2. If I have to change a value of a certain attack unit, then I’m going to have to go through all 500,000 user entities to change every one of them. ( maybe a cron job/task queue will help)
Each entity will have a size of 5-10 kb ( btw how do I check how large is an entity once I’ve uploaded them to the production server? ).
So I’m counting on the fact that disk space at App Engine is cheap, and I need to minimize the amount of datastore API calls. And I’ll try to memcache the entity for a period of time.
In essence, everything here goes against RMDB
Would love to hear your thoughts/ideas/experiences.
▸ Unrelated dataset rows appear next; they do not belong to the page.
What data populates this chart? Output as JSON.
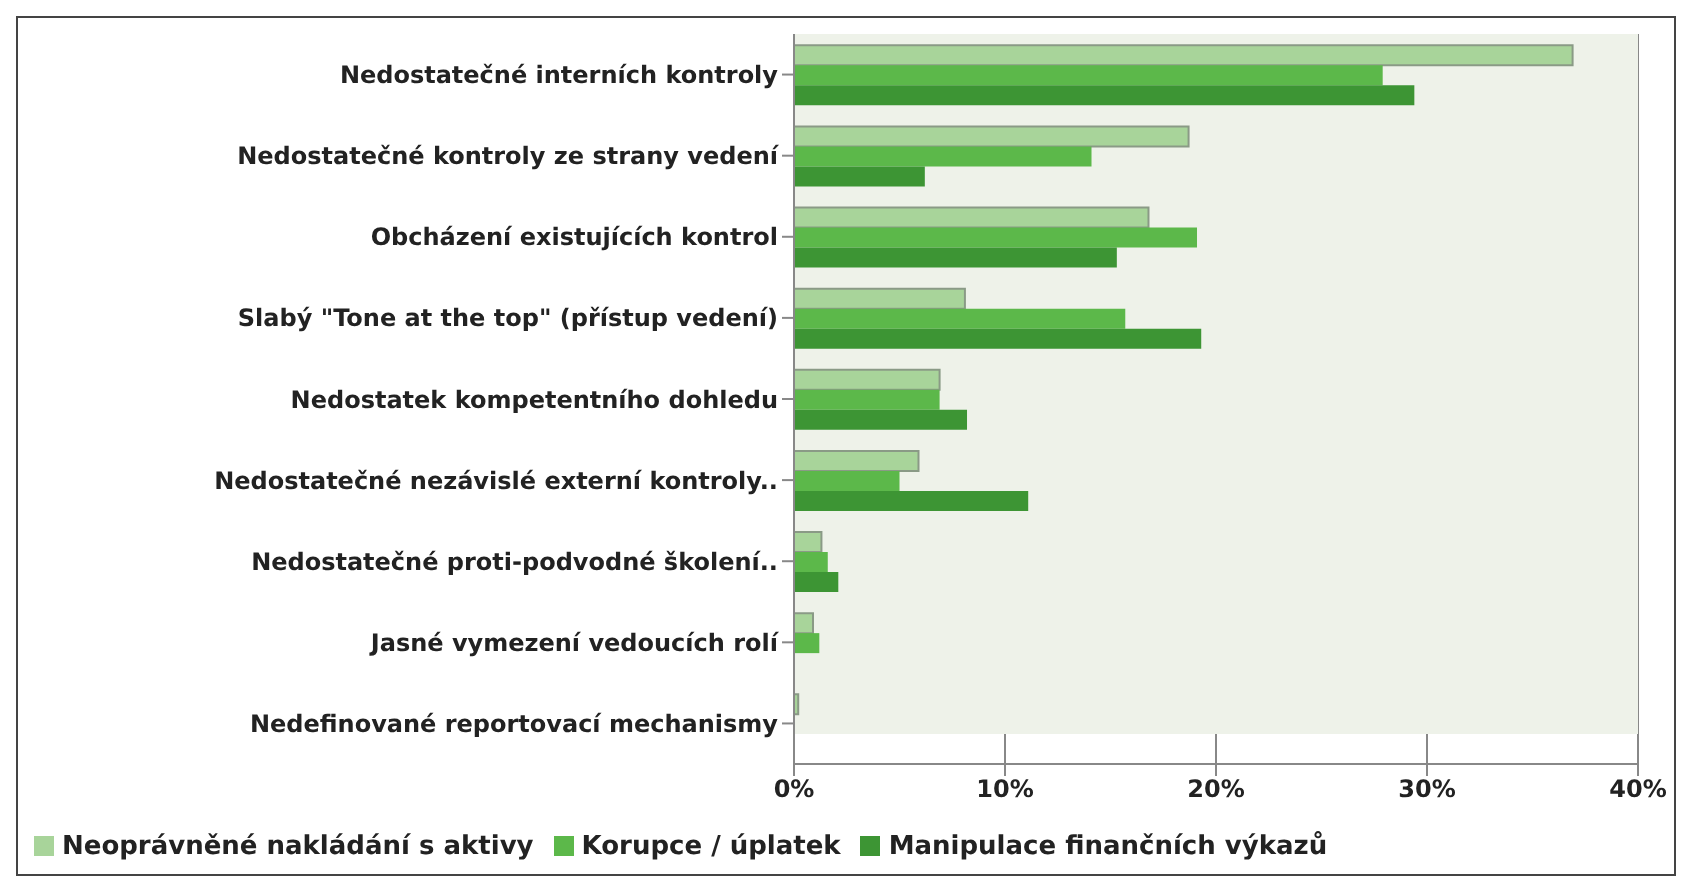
{
  "chart_data": {
    "type": "bar",
    "orientation": "horizontal",
    "categories": [
      "Nedostatečné interních kontroly",
      "Nedostatečné kontroly ze strany vedení",
      "Obcházení existujících kontrol",
      "Slabý \"Tone at the top\" (přístup vedení)",
      "Nedostatek kompetentního dohledu",
      "Nedostatečné nezávislé externí kontroly..",
      "Nedostatečné proti-podvodné školení..",
      "Jasné vymezení vedoucích rolí",
      "Nedefinované reportovací mechanismy"
    ],
    "series": [
      {
        "name": "Neoprávněné nakládání s aktivy",
        "color": "#a8d49a",
        "values": [
          36.9,
          18.7,
          16.8,
          8.1,
          6.9,
          5.9,
          1.3,
          0.9,
          0.2
        ]
      },
      {
        "name": "Korupce / úplatek",
        "color": "#5cb84a",
        "values": [
          27.9,
          14.1,
          19.1,
          15.7,
          6.9,
          5.0,
          1.6,
          1.2,
          0
        ]
      },
      {
        "name": "Manipulace finančních výkazů",
        "color": "#3d9534",
        "values": [
          29.4,
          6.2,
          15.3,
          19.3,
          8.2,
          11.1,
          2.1,
          0,
          0
        ]
      }
    ],
    "xlim": [
      0,
      40
    ],
    "xticks": [
      {
        "value": 0,
        "label": "0%"
      },
      {
        "value": 10,
        "label": "10%"
      },
      {
        "value": 20,
        "label": "20%"
      },
      {
        "value": 30,
        "label": "30%"
      },
      {
        "value": 40,
        "label": "40%"
      }
    ],
    "grid": "x",
    "legend": "bottom"
  }
}
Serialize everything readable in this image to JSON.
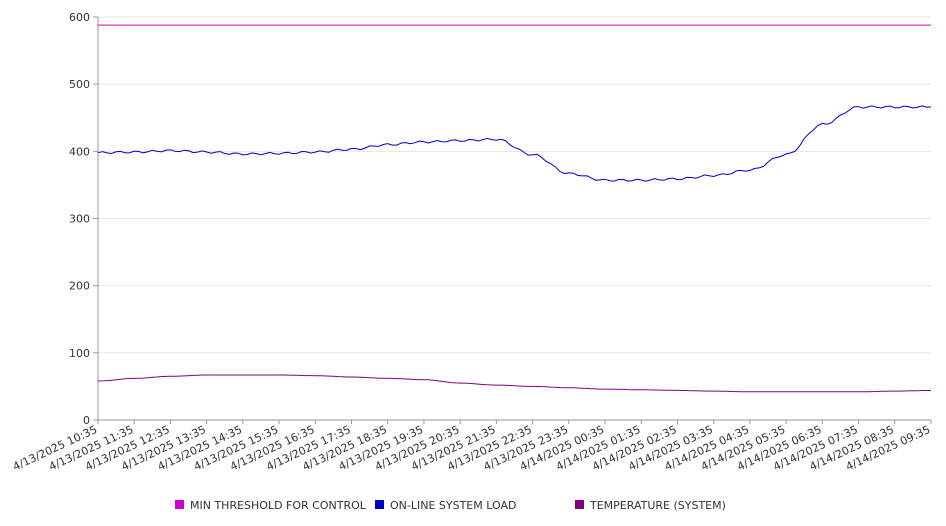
{
  "chart_data": {
    "type": "line",
    "title": "",
    "xlabel": "",
    "ylabel": "",
    "ylim": [
      0,
      600
    ],
    "y_ticks": [
      0,
      100,
      200,
      300,
      400,
      500,
      600
    ],
    "grid": true,
    "legend_position": "bottom",
    "categories": [
      "4/13/2025 10:35",
      "4/13/2025 11:35",
      "4/13/2025 12:35",
      "4/13/2025 13:35",
      "4/13/2025 14:35",
      "4/13/2025 15:35",
      "4/13/2025 16:35",
      "4/13/2025 17:35",
      "4/13/2025 18:35",
      "4/13/2025 19:35",
      "4/13/2025 20:35",
      "4/13/2025 21:35",
      "4/13/2025 22:35",
      "4/13/2025 23:35",
      "4/14/2025 00:35",
      "4/14/2025 01:35",
      "4/14/2025 02:35",
      "4/14/2025 03:35",
      "4/14/2025 04:35",
      "4/14/2025 05:35",
      "4/14/2025 06:35",
      "4/14/2025 07:35",
      "4/14/2025 08:35",
      "4/14/2025 09:35"
    ],
    "series": [
      {
        "name": "MIN THRESHOLD FOR CONTROL",
        "color": "#cc00cc",
        "values": [
          588,
          588,
          588,
          588,
          588,
          588,
          588,
          588,
          588,
          588,
          588,
          588,
          588,
          588,
          588,
          588,
          588,
          588,
          588,
          588,
          588,
          588,
          588,
          588
        ]
      },
      {
        "name": "ON-LINE SYSTEM LOAD",
        "color": "#0000cc",
        "values": [
          398,
          399,
          401,
          399,
          396,
          397,
          399,
          403,
          410,
          414,
          416,
          418,
          395,
          367,
          357,
          357,
          359,
          364,
          372,
          395,
          440,
          466,
          466,
          466
        ]
      },
      {
        "name": "TEMPERATURE (SYSTEM)",
        "color": "#800080",
        "values": [
          58,
          62,
          65,
          67,
          67,
          67,
          66,
          64,
          62,
          60,
          55,
          52,
          50,
          48,
          46,
          45,
          44,
          43,
          42,
          42,
          42,
          42,
          43,
          44
        ]
      }
    ]
  }
}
First a simple answer to “how do I know how big an entity is?”: Once you’ve got some data in your app on the app engine servers, you can go to your app’s console and click the ‘Datastore statistics’ link. That will give you some basic stats on your entities, like how much space each Kind is using, what property types are using the most disk space, etc. I don’t think you can drill down to the level of one particular User however.
Now here are some thoughts on your design. It is worth it to create a separate table for your Units. Even if you end up with a few hundred units, it will be easy to keep them all in memcache, so looking up the details of each unit will be negligible. It will cost you a few extra API calls to initially populate memcache with a unit’s info the first time it is used, but after that you will be saving a good amount of CPU cycles by not having to fetch the details of each unit from the database,and saving huge amounts of API calls when you need to update a unit (which you have already realized will be very expensive) In addition, each User object will use less disk space if it only needs a reference to a Unit entity rather than holding all the details itself. (Of course this depends on the amount of info you need to store about each unit, but you did mention that eventually you will be storing lots of stats for each unit)
If you do have a separate table for Units, it will also allow you to keep your User object more flexible. Instead of needing a specific field for each unit, you could just have a list of refernces to units. That way, if you add a unit type, you would not have to modify your User kind.